Mari kita ambil isu krusial mengenai pertanian. Sserikat-serikat yang tergabung dalam International Union of Foodworkers setuju dengan Via Campesian – semua gerakan tani internasional di mana tergabung pula Gerakan Petani tak Bertanah Brazil (MST) dan Jose Bove’s Confederation Paysanne – bahwa jaminan keamananpangan tidak dapat tercapai tanpa kedaulatan untuk menentukan kebijakan pangan; yakni hak rakyat untuk menentukan dan mengendalikan kebijakan pertanian dan pangannya sendiri, mendahulukan produksi dan konsumsi lokal dan regional ketimbang untuk eksport. Karena hal ini tidak bersesuaian dengan konsep pasar bebas pertanian global, mereka menuntut “keluarkan pertanian dari WTO!” Namun suara dari pabrik-pabrik dan sawah-ladang ini jelas belum sampai ke markas-markas ICFTU, Konfederasi Serikat Buruh Eropa, bahkan juga Oxfam. Mereka menuntut agar negeri berkembang mendapatkan peningkatan akses pasar ke negeri-negeri industri maju, agar negeri berkembang dapat membiayai upayanya keluar dari kemiskinan. Menurut mereka tidak ada kontradiksi antara perlindungant erhadap petani kecil dan dorongan untuk meningkatkan eksport pertanian dari negeri berkembang.

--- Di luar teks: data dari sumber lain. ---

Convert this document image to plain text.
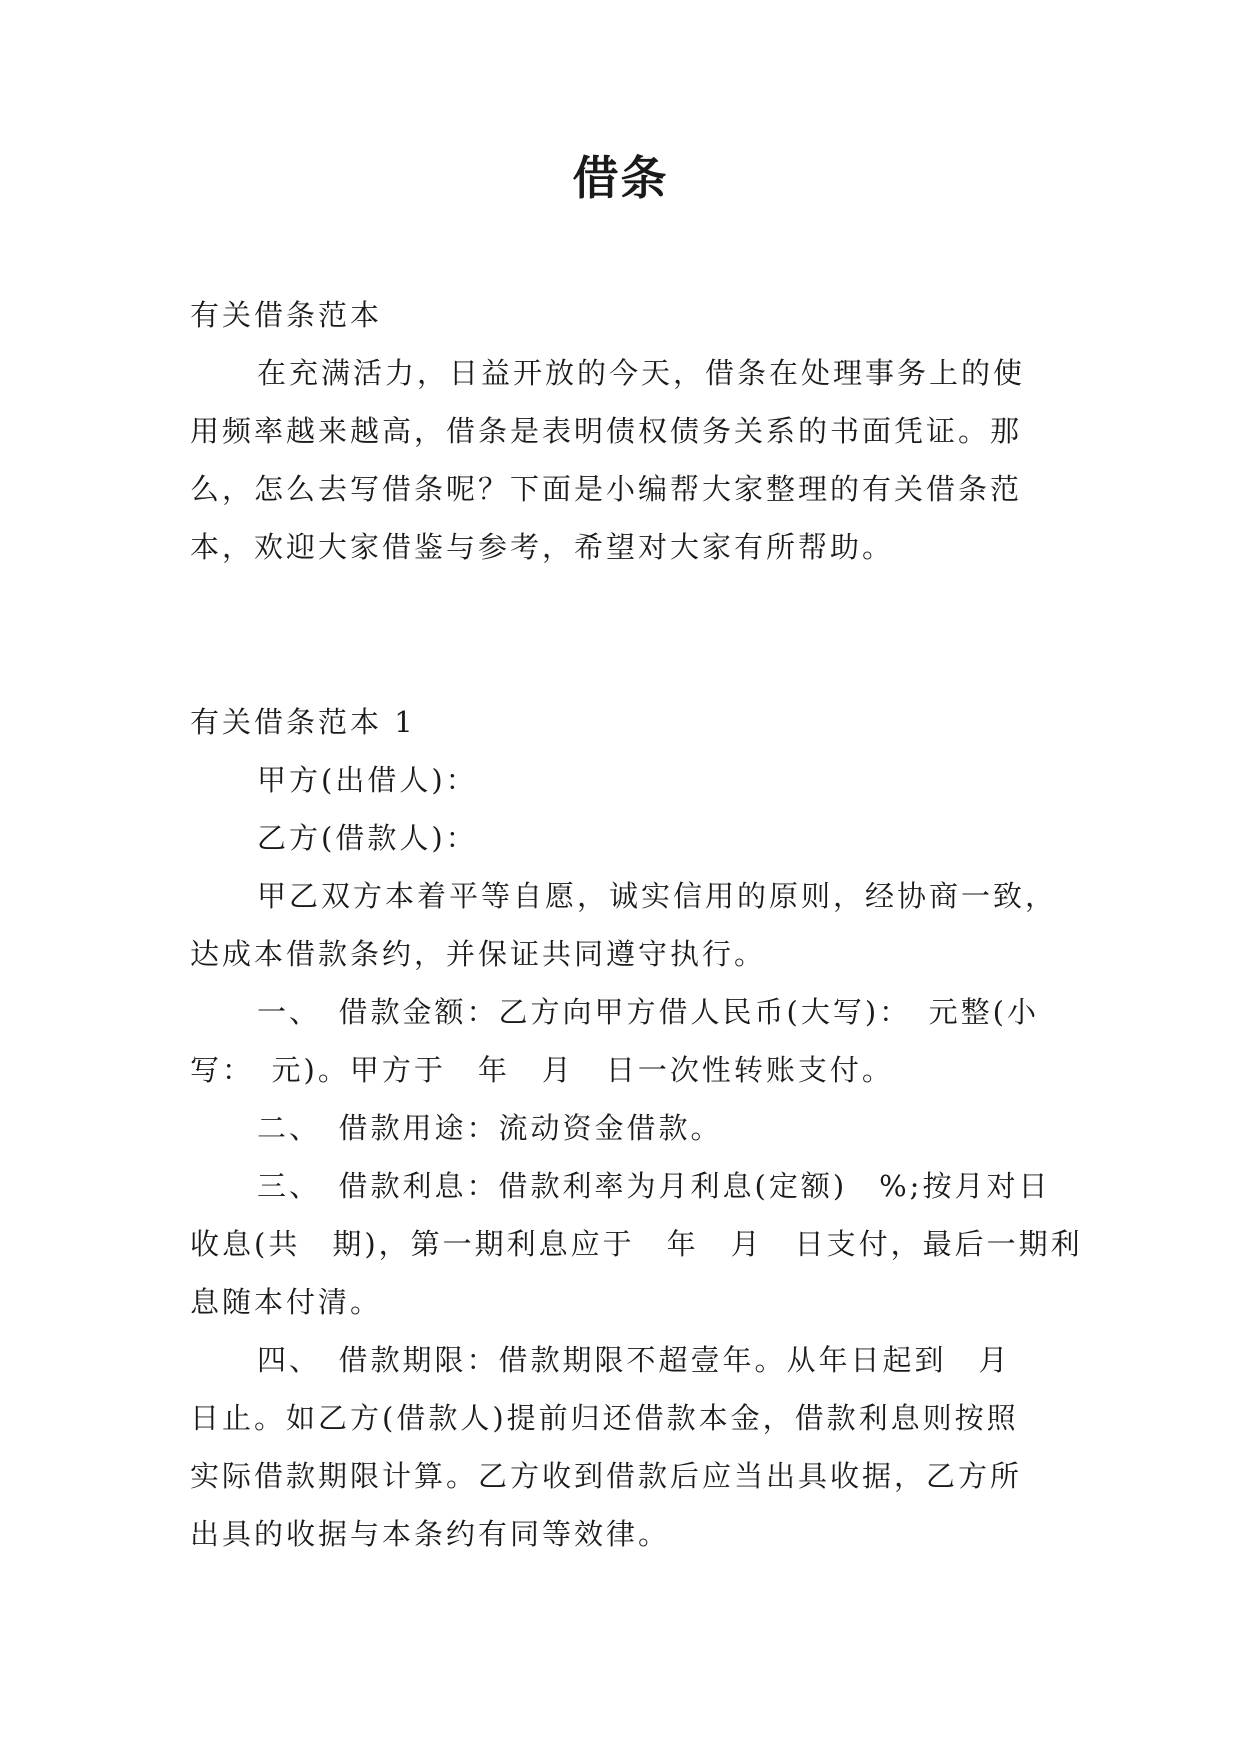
借条
有关借条范本
在充满活力，日益开放的今天，借条在处理事务上的使
用频率越来越高，借条是表明债权债务关系的书面凭证。那
么，怎么去写借条呢？下面是小编帮大家整理的有关借条范
本，欢迎大家借鉴与参考，希望对大家有所帮助。
有关借条范本 1
甲方(出借人)：
乙方(借款人)：
甲乙双方本着平等自愿，诚实信用的原则，经协商一致，
达成本借款条约，并保证共同遵守执行。
一、　借款金额：乙方向甲方借人民币(大写)：　元整(小
写：　元)。甲方于　年　月　日一次性转账支付。
二、　借款用途：流动资金借款。
三、　借款利息：借款利率为月利息(定额)　%;按月对日
收息(共　期)，第一期利息应于　年　月　日支付，最后一期利
息随本付清。
四、　借款期限：借款期限不超壹年。从年日起到　月
日止。如乙方(借款人)提前归还借款本金，借款利息则按照
实际借款期限计算。乙方收到借款后应当出具收据，乙方所
出具的收据与本条约有同等效律。
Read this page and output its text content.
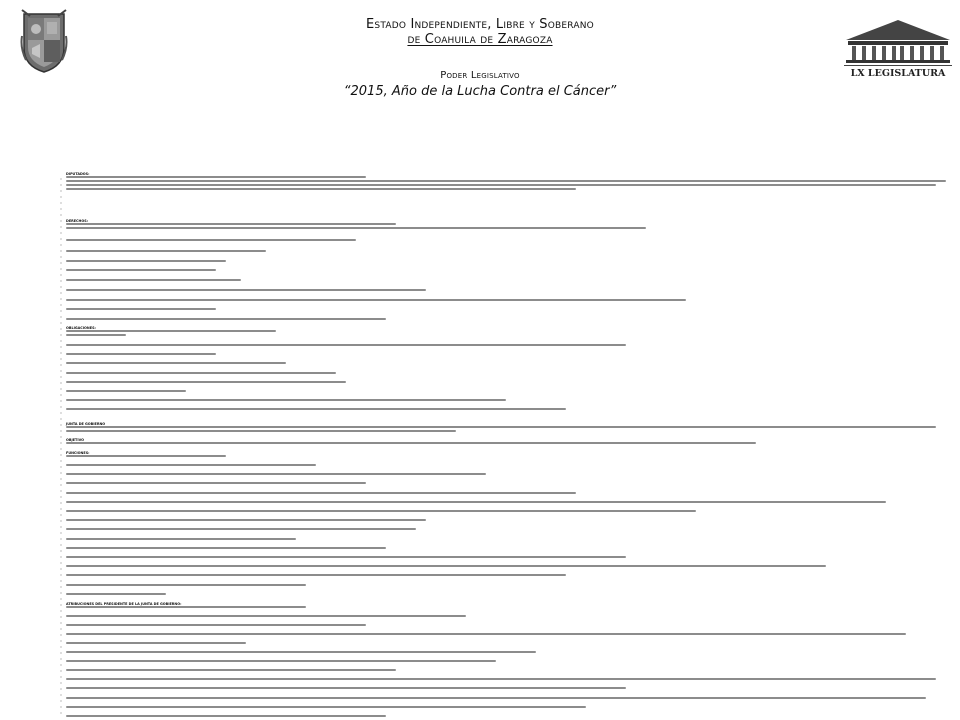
Estado Independiente, Libre y Soberano
de Coahuila de Zaragoza
Poder Legislativo
“2015, Año de la Lucha Contra el Cáncer”
LX LEGISLATURA
DIPUTADOS:
DERECHOS:
OBLIGACIONES:
JUNTA DE GOBIERNO
OBJETIVO
FUNCIONES:
ATRIBUCIONES DEL PRESIDENTE DE LA JUNTA DE GOBIERNO:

Sayangnya, mereka keliru.Seperti yang dikemukakan oleh Walden Bello dari Focus o­n the Global South setahun lalu pada penentangan publik atas pendekatan atas perdagangan bebas yang diambil oleh Oxfam, dorongan atas pertumbuhan berorientasi eksport di negeri berkembang hanya akan mendorong adanya pembangunan berorientasi eksport. Perrtanian kecil dan kendali lokal atas produksi pangan akan dihancurkan. Isu ini telah menciptakan ketegangan besar di dalam UK Trade Justice Movement – satu koalisi raksasa yang berisi kelompok-kelompok kampanye, NGO dan serikat buruh. Menurut satu orang dalam NGO, seruan Oxfam untuk “akses pasar” telah “memungkinkan pemerintah untuk mengatakan ‘kami setuju dengan anda’ mengenai pasar bebas, hal ini bukan saja tidak benar melainkan juga menyimpangkan fokus dari prioritas utama Trade Justice Movement – yakni menelanjangi dukungan keras pemerintah tetnang Isu-isu Baru.”

Pembelahan atas isu pertanian merupakan cermin dari pembelahan mengenai “Isu-isu Baru”, demikan juga tentang perjanjian dagang atas sektor jasa dan hak cipta intelektual. Sementara kaum konservatif menginginkan agar peraturan-peraturan yang mengatur bidang-bidang itu diubah agar lebih adil, kaum radikal menginginkan agar bidang-bidang itu dikeluarkan sepenuhnya dari WTO, titik. Lalu ada lagi isu tentang kemungkinan diadakannya satu badan penasehat NGO untuk WTO: sebagian besar serikat internasional dan khususnya ICFTU menginginkan “kursi di samping meja” seperti ini; NGO seperti Focus o­n the Global South dengan keras menentangnya dan memperingatkan bahwa hal ini adalah satu cara untuk mengkooptasi gerakan ke dalam WTO.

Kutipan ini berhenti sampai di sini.